Our nation and those like it are awash in sexuality. And thus the Bible’s attempted regulation of sex seems to be a scandalous and monstrous imposition on our own pursuit of happiness. Biblical injunctions pertaining to adultery, fornication, marriage, re-marriage, homosexuality, and so on can seem quaintly outdated at best and bigoted and repressive at worst. But as in all things, the Lord’s guidance is good and despite our short-sighted and largely acculturated hostility to it, it nevertheless deserves our obedience.
Still, conscientious obedience is often easier than blind obedience.
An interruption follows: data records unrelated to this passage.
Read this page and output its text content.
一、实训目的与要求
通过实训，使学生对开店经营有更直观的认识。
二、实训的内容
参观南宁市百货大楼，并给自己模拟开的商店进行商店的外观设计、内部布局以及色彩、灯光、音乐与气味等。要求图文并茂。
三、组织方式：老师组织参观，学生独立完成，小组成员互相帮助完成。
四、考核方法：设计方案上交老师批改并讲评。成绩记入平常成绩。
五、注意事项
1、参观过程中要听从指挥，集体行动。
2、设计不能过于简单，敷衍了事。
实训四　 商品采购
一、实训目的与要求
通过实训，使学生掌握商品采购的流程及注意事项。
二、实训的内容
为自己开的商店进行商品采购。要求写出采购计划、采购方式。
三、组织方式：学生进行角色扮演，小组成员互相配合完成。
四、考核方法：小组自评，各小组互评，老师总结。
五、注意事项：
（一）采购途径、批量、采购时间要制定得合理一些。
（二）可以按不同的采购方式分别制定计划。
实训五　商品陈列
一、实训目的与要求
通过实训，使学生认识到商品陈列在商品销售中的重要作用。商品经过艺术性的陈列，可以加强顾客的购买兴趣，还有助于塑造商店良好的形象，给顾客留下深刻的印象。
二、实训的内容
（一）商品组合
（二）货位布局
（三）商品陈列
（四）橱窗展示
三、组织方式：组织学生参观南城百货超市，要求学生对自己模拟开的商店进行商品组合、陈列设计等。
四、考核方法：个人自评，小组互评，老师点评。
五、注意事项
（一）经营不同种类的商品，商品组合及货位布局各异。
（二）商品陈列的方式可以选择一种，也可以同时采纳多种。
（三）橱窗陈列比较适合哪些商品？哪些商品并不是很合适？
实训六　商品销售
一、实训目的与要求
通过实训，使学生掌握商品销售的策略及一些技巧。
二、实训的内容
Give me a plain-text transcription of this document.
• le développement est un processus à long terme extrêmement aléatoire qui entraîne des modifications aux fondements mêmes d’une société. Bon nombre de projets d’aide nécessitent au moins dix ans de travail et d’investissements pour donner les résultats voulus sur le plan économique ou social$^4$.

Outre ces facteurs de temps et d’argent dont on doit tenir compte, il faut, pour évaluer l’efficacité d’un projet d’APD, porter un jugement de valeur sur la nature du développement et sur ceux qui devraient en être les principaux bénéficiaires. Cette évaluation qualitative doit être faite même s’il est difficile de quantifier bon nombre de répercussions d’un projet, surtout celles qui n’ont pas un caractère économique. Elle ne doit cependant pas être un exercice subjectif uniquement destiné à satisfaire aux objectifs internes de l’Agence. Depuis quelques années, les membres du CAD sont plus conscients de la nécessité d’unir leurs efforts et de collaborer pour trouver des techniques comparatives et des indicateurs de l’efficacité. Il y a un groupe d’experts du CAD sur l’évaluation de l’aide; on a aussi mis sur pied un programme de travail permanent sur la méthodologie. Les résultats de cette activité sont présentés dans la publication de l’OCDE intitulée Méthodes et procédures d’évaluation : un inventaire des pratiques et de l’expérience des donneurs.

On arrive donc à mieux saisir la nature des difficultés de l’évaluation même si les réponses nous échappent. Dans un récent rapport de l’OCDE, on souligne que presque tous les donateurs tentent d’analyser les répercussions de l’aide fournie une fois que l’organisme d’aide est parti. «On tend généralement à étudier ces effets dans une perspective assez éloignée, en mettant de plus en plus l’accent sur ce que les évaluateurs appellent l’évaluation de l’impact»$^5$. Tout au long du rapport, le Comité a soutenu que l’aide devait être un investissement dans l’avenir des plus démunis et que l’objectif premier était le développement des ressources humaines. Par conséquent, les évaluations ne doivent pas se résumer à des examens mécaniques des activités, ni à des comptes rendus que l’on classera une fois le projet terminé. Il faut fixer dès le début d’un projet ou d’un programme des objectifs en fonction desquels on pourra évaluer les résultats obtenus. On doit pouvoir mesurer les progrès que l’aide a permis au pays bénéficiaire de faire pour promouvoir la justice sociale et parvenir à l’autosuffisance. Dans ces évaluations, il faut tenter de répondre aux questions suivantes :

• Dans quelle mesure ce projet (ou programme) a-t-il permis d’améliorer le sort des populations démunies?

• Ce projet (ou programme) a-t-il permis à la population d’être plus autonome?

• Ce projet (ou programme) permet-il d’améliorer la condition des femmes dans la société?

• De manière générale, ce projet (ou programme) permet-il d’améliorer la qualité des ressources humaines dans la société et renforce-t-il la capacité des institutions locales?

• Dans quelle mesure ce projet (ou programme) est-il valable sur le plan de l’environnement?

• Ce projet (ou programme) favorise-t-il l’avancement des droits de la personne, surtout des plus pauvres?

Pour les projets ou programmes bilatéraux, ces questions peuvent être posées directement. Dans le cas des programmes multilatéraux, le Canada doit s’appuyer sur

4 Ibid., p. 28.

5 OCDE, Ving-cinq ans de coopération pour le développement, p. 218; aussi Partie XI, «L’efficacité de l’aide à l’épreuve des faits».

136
With this in mind let’s look at just one of the ways that the Bible attempts to regulate human sexuality: the prohibition of fornication, of premarital sex.
The Bible’s view of premarital sex is fairly obvious. Both Testaments, in Deuteronomy 22 and 1 Corinthians 7, make it very clear that sexuality can only lawfully be expressed within a marriage. Deuteronomy, in its hard-line fashion, makes this apparent by demanding either death or forced marriage for those found to have fornicated in one fashion or another. 1 Corinthians 7 contains Paul’s widely dismissed advice to remain altogether celibate and his much more widely received permission to marry. But Paul allows marriage precisely so as to prevent fornication within the early Christian community. The implication is that Paul felt that it was better for a Christian to lose his laser-like focus on the things of God in the hustle and bustle of married life than to sleep around; that’s quite a statement coming from a religious leader.
But why? Why is premarital sex so maligned in the Bible? After all, it’s one thing to forbid something and quite another to justifiably forbid it. The answer to this question, as is so often the case with spiritual things, is multifaceted.
First there are practical considerations. Unmarried sex can (and often does) lead to single motherhood which puts an incredible burden on the young lady involved both physically and emotionally. Additionally, with the heightened sense of significance sexuality brings to a relationship, the potential for heartbreak is all the more serious. And, of course, there is the matter of disease. Considering that even in the U.S. today, with all our ingenious methods for rendering promiscuous sex safer than it might otherwise be, a recent CDC study found that roughly 25% of teenage girls are currently infected with a sexually transmitted disease that could potentially seriously impact their reproductive health. God’s laws related to sex, as with those related to other, more mundane pursuits, have a protective quality to them; they protect us from the world and, in some cases, from ourselves.
But in addition to the practical concerns, there is a more symbolic issue as well. 1 Corinthians 6 speaks of the distasteful chain of associations that can result from premarital sex. By becoming a Christian a person is uniting himself in a somewhat mystical fashion with Jesus. Likewise, when a person has sex with someone else he is also, though is a far crasser way, uniting himself with his partner. To paraphrase Paul: if Jesus is connected to you and you are connected to a bunch of sluts, then Jesus… You get the idea. As a result, Paul encourages his readers to treat their bodies with respect and dignity knowing that they, in a sense, are a temple of God, which is to say, that they are associated with the name of the Lord.
Finally, there is the whole matter of what God intended sex to be. When Jesus was approached and asked about sexual ethics He referred his petitioners to the origin of human sex—that is, the origin of humanity. In Mark 10, Jesus quoted from Genesis 2, reminding his listeners that sexuality was intended, from the very beginning, to be expressed in a lifelong committed relationship that ultimately produced children, an act by which the couple’s “becoming one” is powerfully and literally represented. Given that this was God’s intention all along, to seek to separate these components (sexuality, marriage, childbirth) from one another in an absolute fashion (as premarital sex necessarily does) is to act contrary to the will of God.